Yorgen Fenech withdraws Arnaud injunction

The police had said that Arnaud would remain part of the investigation, since there was ‘no basis’ for his removal, and that the results achieved to date in the investigation were testament to this. 

Inspector Keith Arnaud (in white) is the lead investigator in the Daphne Caruana Galizia murder investigation
Inspector Keith Arnaud (in white) is the lead investigator in the Daphne Caruana Galizia murder investigation

Yorgen Fenech has withdrawn an injunction he had filed in a bid to have the lead investigator on the Daphne Caruana Galizia murder case removed.

Fenech’s lawyers had argued that Police Inspector Keith Arnaud was too close to former OPM Chief of Staff Keith Schembri, a person Fenech has implicated in the murder.

Fenech, who is suspected to be the mastermind in the Caruana Galizia assassination, had filed a warrant of prohibitory injunction seeking the removal of Arnaud from the investigation.

Fenech was first arrested on 20 November after the Armed Forces of Malta intercepted him at sea aboard his yacht trying to leave the country.
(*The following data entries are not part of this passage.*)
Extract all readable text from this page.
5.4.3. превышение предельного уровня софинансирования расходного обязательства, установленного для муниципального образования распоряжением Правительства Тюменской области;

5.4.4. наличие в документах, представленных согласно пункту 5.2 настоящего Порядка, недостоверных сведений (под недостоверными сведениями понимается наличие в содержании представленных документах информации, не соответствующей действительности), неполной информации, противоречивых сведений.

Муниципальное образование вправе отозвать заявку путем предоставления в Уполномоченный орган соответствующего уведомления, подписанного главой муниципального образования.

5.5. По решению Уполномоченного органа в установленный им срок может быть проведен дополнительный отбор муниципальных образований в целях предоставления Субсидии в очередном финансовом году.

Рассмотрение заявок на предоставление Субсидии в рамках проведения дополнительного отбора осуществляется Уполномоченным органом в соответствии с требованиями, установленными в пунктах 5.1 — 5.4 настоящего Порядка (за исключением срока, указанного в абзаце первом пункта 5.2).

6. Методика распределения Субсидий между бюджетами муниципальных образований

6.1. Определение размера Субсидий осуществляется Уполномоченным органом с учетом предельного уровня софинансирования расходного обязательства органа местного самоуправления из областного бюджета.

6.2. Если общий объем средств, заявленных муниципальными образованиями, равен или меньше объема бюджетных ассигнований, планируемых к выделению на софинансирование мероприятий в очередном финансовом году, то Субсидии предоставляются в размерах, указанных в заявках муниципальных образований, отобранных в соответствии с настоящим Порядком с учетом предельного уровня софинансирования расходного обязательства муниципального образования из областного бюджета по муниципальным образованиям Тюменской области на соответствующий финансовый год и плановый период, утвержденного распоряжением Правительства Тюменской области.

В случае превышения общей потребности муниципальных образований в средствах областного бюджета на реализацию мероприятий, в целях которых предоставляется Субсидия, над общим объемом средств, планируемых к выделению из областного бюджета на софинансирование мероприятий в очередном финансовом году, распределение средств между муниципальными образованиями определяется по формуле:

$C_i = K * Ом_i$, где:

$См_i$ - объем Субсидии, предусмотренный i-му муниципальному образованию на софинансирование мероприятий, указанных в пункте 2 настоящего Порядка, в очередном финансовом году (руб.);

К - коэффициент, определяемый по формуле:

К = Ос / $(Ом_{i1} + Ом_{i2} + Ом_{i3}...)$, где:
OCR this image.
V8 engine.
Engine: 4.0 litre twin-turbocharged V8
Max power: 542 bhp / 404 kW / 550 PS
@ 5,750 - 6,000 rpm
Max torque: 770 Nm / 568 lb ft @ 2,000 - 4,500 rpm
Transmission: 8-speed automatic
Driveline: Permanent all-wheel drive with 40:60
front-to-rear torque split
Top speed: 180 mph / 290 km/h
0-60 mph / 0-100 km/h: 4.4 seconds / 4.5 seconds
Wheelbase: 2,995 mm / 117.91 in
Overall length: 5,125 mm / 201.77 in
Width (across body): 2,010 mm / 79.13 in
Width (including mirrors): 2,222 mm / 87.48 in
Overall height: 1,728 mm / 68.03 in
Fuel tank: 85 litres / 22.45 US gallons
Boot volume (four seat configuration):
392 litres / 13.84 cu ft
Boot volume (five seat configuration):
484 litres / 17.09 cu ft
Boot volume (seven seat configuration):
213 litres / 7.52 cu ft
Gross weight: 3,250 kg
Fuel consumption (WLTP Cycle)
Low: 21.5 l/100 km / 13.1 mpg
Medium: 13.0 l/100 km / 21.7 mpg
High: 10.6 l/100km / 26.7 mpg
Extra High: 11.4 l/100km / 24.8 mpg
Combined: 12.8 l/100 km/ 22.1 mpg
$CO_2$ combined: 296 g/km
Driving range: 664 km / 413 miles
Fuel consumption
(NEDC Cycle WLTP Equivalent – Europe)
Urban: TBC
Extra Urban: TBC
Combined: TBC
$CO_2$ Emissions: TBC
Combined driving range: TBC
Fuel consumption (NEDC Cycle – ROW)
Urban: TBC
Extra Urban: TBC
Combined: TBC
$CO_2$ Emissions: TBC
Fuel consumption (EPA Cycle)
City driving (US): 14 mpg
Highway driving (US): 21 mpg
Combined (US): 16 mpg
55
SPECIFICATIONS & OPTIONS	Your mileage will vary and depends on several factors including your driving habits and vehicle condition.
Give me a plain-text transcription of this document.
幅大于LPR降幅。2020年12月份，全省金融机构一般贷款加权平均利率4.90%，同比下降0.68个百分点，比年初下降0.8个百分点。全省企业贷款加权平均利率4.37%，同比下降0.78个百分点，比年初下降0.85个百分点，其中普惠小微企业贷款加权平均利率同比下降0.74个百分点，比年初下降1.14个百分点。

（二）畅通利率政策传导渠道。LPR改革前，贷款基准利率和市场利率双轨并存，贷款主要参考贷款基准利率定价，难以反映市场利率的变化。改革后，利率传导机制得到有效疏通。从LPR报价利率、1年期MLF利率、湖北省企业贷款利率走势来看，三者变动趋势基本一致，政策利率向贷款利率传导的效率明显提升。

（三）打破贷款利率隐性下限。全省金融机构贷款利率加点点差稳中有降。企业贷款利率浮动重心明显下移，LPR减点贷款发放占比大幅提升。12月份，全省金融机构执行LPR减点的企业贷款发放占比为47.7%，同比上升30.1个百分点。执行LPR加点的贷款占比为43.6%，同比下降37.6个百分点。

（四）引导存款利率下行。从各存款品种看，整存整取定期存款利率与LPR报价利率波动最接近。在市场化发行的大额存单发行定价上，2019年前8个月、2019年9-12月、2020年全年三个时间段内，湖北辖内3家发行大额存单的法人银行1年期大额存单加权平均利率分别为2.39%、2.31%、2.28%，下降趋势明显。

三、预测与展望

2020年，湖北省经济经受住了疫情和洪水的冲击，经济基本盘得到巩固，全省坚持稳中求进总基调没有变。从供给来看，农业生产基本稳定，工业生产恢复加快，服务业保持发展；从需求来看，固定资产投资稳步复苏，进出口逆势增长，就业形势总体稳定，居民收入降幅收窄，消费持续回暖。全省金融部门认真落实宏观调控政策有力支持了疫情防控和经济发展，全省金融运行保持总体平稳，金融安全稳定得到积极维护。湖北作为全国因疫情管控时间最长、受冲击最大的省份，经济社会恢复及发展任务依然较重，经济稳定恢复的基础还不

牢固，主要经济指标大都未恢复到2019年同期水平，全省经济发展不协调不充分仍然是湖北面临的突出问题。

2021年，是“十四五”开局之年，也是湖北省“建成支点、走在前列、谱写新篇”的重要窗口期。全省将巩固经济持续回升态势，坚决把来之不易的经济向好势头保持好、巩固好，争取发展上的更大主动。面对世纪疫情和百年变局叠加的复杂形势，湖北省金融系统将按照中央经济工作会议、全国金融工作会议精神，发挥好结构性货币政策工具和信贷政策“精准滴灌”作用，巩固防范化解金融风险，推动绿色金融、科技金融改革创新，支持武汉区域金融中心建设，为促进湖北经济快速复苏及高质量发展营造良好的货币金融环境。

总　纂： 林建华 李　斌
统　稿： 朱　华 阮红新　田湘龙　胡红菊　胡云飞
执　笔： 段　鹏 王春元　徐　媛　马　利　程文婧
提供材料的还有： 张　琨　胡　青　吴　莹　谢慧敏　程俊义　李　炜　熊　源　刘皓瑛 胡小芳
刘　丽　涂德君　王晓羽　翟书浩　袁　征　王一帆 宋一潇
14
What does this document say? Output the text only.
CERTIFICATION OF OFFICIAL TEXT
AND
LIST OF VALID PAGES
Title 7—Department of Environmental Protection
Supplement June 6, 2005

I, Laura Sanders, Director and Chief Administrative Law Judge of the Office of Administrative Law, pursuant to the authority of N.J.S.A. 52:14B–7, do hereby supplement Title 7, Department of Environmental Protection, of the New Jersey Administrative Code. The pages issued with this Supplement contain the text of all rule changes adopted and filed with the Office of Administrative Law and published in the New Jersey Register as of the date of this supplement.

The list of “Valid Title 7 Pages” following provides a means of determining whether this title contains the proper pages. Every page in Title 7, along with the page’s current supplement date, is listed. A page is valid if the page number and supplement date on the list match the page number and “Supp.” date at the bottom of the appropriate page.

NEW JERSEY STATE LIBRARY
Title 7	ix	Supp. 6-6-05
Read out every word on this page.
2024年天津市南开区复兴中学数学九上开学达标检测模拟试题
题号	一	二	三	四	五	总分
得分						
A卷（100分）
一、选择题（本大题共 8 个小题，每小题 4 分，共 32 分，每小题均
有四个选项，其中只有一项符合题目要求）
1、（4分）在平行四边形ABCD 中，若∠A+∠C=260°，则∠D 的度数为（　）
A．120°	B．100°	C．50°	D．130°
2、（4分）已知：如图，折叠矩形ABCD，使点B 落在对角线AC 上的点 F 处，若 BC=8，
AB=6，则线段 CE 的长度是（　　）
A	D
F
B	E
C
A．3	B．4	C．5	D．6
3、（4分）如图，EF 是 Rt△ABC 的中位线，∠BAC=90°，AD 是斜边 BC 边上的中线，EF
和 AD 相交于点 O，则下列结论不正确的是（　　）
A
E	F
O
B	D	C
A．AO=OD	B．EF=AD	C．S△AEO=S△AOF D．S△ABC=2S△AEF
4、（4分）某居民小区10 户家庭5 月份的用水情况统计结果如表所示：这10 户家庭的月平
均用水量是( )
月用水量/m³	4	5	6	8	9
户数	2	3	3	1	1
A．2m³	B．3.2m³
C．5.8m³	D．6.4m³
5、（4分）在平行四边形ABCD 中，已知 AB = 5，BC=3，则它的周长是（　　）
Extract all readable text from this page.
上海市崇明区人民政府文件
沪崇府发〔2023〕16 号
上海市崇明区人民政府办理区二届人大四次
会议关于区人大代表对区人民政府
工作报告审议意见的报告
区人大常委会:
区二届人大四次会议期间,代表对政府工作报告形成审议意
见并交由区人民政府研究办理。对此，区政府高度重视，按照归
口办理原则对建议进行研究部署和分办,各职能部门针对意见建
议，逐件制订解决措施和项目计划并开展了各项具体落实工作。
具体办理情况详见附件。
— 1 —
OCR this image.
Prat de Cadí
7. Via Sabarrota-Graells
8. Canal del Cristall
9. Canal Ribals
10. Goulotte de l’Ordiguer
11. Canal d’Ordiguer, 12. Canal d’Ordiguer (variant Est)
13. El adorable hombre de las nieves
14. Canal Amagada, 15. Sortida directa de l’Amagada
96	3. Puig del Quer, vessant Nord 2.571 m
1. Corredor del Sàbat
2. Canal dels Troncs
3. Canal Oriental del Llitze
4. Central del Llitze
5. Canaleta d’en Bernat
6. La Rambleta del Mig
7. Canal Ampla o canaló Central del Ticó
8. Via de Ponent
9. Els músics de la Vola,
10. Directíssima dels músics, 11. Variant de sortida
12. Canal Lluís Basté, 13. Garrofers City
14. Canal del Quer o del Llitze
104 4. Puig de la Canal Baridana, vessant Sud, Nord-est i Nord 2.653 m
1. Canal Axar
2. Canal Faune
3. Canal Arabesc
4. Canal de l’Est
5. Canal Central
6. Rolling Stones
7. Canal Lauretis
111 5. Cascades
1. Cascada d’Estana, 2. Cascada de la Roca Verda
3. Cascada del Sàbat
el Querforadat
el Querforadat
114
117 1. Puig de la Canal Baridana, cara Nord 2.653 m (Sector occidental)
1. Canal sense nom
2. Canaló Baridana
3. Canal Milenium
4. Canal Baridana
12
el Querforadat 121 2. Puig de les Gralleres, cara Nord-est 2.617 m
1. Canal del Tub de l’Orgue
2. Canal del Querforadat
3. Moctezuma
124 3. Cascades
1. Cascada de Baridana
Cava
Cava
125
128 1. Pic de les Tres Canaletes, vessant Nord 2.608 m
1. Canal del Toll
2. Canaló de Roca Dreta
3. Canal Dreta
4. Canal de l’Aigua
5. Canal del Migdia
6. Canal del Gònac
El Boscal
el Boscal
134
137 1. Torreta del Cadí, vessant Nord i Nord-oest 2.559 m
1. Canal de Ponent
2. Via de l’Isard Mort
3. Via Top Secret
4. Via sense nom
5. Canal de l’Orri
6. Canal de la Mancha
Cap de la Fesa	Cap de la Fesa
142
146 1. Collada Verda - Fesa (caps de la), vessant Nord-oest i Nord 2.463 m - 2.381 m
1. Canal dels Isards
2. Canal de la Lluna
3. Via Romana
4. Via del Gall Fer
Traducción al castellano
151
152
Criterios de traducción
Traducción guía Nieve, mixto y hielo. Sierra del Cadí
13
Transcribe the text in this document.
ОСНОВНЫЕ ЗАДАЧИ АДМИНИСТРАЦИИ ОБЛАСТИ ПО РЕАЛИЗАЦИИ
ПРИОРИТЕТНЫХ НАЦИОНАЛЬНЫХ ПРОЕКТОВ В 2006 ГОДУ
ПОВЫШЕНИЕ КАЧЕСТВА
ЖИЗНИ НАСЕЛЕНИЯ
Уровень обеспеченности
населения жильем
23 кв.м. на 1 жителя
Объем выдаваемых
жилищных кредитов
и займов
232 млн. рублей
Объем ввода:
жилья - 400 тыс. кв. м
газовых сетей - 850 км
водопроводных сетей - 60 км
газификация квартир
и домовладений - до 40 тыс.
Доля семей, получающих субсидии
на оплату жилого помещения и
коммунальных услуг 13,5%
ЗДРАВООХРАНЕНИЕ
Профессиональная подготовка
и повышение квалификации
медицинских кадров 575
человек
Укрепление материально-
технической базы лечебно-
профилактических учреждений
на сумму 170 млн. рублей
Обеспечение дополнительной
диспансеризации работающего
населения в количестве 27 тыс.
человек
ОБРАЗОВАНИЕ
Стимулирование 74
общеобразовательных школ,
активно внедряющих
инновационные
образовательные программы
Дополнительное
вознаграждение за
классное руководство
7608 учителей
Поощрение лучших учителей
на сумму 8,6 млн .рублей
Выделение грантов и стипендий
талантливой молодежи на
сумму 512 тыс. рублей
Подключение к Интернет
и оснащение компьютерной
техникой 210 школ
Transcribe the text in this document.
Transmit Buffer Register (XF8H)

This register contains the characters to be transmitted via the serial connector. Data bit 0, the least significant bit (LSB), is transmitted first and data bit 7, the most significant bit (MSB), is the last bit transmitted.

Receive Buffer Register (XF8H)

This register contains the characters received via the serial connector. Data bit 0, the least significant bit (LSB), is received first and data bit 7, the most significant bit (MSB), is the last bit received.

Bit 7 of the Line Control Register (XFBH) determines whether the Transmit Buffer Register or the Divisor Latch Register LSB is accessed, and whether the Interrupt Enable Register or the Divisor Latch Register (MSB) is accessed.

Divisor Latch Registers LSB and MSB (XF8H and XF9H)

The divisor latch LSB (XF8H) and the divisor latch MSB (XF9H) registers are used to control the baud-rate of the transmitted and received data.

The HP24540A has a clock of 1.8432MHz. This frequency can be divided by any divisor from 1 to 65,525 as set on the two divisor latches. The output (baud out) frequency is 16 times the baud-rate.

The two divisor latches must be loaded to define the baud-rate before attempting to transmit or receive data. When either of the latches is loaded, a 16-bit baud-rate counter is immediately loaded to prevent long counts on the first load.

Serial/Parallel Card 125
He had been released on police bail and re-arrested a number of times, before being formally charged with Caruana Galizia’s murder on Saturday.

Fenech had sent a letter, through his lawyers Marion Camilleri and Gianluca Caruana Curran, to Police Commissioner Lawrence Cutajar asking him for Arnaud to be removed from the investigation.

The police, however, subsequently said in a statement that Arnaud would remain part of the investigation, since there was "no basis" for his removal, and that the results achieved to date in the investigation were testament to this.

The case was supposed to continue this morning, however, staff at the law courts informed journalists that the injunction had been withdrawn.

Camilleri explained that the merits of the injunction had been exhausted as he had now been arraigned. The related Constitutional case, however will continue to be heard.